La Carte du Tendre de Picasso

« L’œuvre de Picasso, écrit Cocteau, est une immense scène de ménage ». Il est de fait que les tableaux du maitre mettent en scène presque exclusivement ses amours successifs. Et que ces amours s’expriment sur la scène parisienne, chaque lieu correspondant à une femme différente. Les liaisons étant à la (dé) mesure de son appétit pictural, nombreux sont les lieux et nous traiterons donc cette Carte du Tendre en deux parties, l’une aujourd’hui, l’autre la semaine prochaine. Carte du Tendre ? Pas vraiment. Car les femmes, le Pablo, ils les cassaient. Et il confiera à Malraux : « Les femmes sont des machines à souffrir. »

11, rue Chappe, Louise et Germaine

Odette
Elle, c’est « Odette ».

Elles sont trois, jeunes et belles, qui posent comme modèle : deux demi-sœurs nées Gargallo, – Germaine et Antoinette -, et Louise Lenoir (qui se fait appeler Odette). Picasso et son ami Casagemas ont fait leur connaissance lors de leur arrivée à Paris en 1900. Picasso sort avec Odette, Casagemas tombe amoureux de Germaine qui, à cette époque, est encore mariée à Vital Florentin. L’histoire finira mal, Casagemas se suicidera par désespoir d’amour. On peut apercevoir Germaine Gargallo dans Au lapin agile, tableau de 1905, accoudée au comptoir, dans une pose mélancolique, près d’un Arlequin-Picasso au visage fermé.

Au Lapin agile
Germaine au Lapin agile. Derrière elle, Frédé et sa guitare.

 

Germaine
Là et là, c’est Germaine…

Germaine2

 

Quarante ans plus tard, en compagnie de Françoise Gilot, le peintre se rendra à Montmartre pour rendre visite à une vieille femme à laquelle il laissera un peu d’argent. « Quand elle était très jeune et très jolie, explique-t-il à la jeune femme, elle a tant fait souffrir un de mes amis peintres qu’il s’est suicidé… Elle a fait tourner bien des têtes, maintenant elle est vieille, pauvre et malheureuse. » Picasso omet de préciser que Germaine fut également sa maitresse.
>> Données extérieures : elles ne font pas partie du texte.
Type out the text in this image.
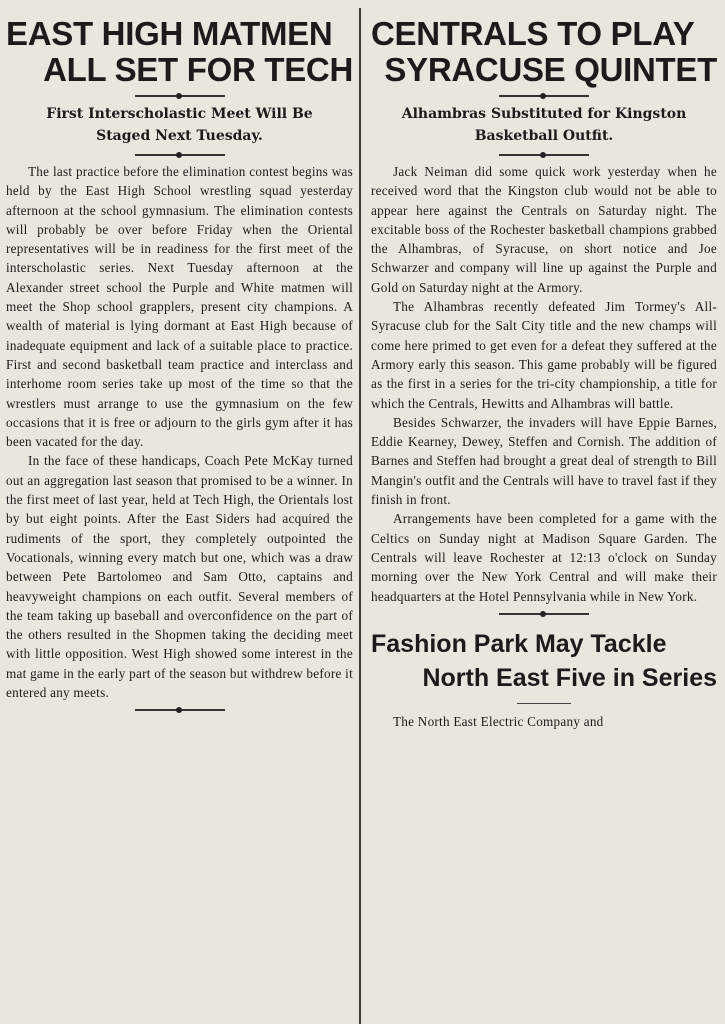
EAST HIGH MATMEN
ALL SET FOR TECH
First Interscholastic Meet Will Be
Staged Next Tuesday.

The last practice before the elimination contest begins was held by the East High School wrestling squad yesterday afternoon at the school gymnasium. The elimination contests will probably be over before Friday when the Oriental representatives will be in readiness for the first meet of the interscholastic series. Next Tuesday afternoon at the Alexander street school the Purple and White matmen will meet the Shop school grapplers, present city champions. A wealth of material is lying dormant at East High because of inadequate equipment and lack of a suitable place to practice. First and second basketball team practice and interclass and interhome room series take up most of the time so that the wrestlers must arrange to use the gymnasium on the few occasions that it is free or adjourn to the girls gym after it has been vacated for the day.

In the face of these handicaps, Coach Pete McKay turned out an aggregation last season that promised to be a winner. In the first meet of last year, held at Tech High, the Orientals lost by but eight points. After the East Siders had acquired the rudiments of the sport, they completely outpointed the Vocationals, winning every match but one, which was a draw between Pete Bartolomeo and Sam Otto, captains and heavyweight champions on each outfit. Several members of the team taking up baseball and overconfidence on the part of the others resulted in the Shopmen taking the deciding meet with little opposition. West High showed some interest in the mat game in the early part of the season but withdrew before it entered any meets.

CENTRALS TO PLAY
SYRACUSE QUINTET
Alhambras Substituted for Kingston
Basketball Outfit.

Jack Neiman did some quick work yesterday when he received word that the Kingston club would not be able to appear here against the Centrals on Saturday night. The excitable boss of the Rochester basketball champions grabbed the Alhambras, of Syracuse, on short notice and Joe Schwarzer and company will line up against the Purple and Gold on Saturday night at the Armory.

The Alhambras recently defeated Jim Tormey's All-Syracuse club for the Salt City title and the new champs will come here primed to get even for a defeat they suffered at the Armory early this season. This game probably will be figured as the first in a series for the tri-city championship, a title for which the Centrals, Hewitts and Alhambras will battle.

Besides Schwarzer, the invaders will have Eppie Barnes, Eddie Kearney, Dewey, Steffen and Cornish. The addition of Barnes and Steffen had brought a great deal of strength to Bill Mangin's outfit and the Centrals will have to travel fast if they finish in front.

Arrangements have been completed for a game with the Celtics on Sunday night at Madison Square Garden. The Centrals will leave Rochester at 12:13 o'clock on Sunday morning over the New York Central and will make their headquarters at the Hotel Pennsylvania while in New York.

Fashion Park May Tackle
North East Five in Series

The North East Electric Company and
Germaine Pichot décèdera en 1948.

Elle s’appelait Madeleine, 13, rue Ravignan, au Bateau Lavoir

bateau

 

Madeleine

En 1903 s’ouvre la période souvent dite « rose », la palette s’orientant vers des couleurs rosées et orangées, un rose qu’Apollinaire qualifie de « pulmonaire », un rose couleur chair au service d’une forme de douceur triste. Les thèmes bleus de la misère et du mal-vivre s’estompent, apparaissent des saltimbanques, des Arlequins, une certaine allégresse. La rencontre de « Madeleine » n’y est sans doute pas étrangère. Elle sera la première femme à entrer sérieusement dans la vie de l’Espagnol et il avouera avoir failli faire un enfant avec elle. Cet espoir déçu de maternité mettra fin à leur liaison en automne 1904.

A ma connaissance, personne ne sait qui était et quel était le nom de famille de Madeleine. Est-ce elle, ci-dessous, rêvée par Picasso ?

Pablo_Picasso-Mother_and_Child

Puis ce fut la belle Fernande…

Fernande

 

Durant l’été 1904, Picasso rencontre la très belle Fernande Olivier, son premier grand amour : « Il tenait entre ses bras, écrit-elle, un tout jeune chat qu’il m’offrit en riant, tout en m’empêchant de passer. Je ris comme lui. Il me fit visiter son atelier. »

 

Jusqu’en 1909, au Bateau-Lavoir, Picasso et Fernande vont partager une vie montmartroise colorée et animée, entourés d’amis dont Max Jacob et Apollinaire, dans un atelier sans eau ni électricité. En 1909, la situation financière de Picasso s’étant considérablement embellie, le couple va aspirer à une vie plus « bourgeoise » et descendre vers la place de Clichy.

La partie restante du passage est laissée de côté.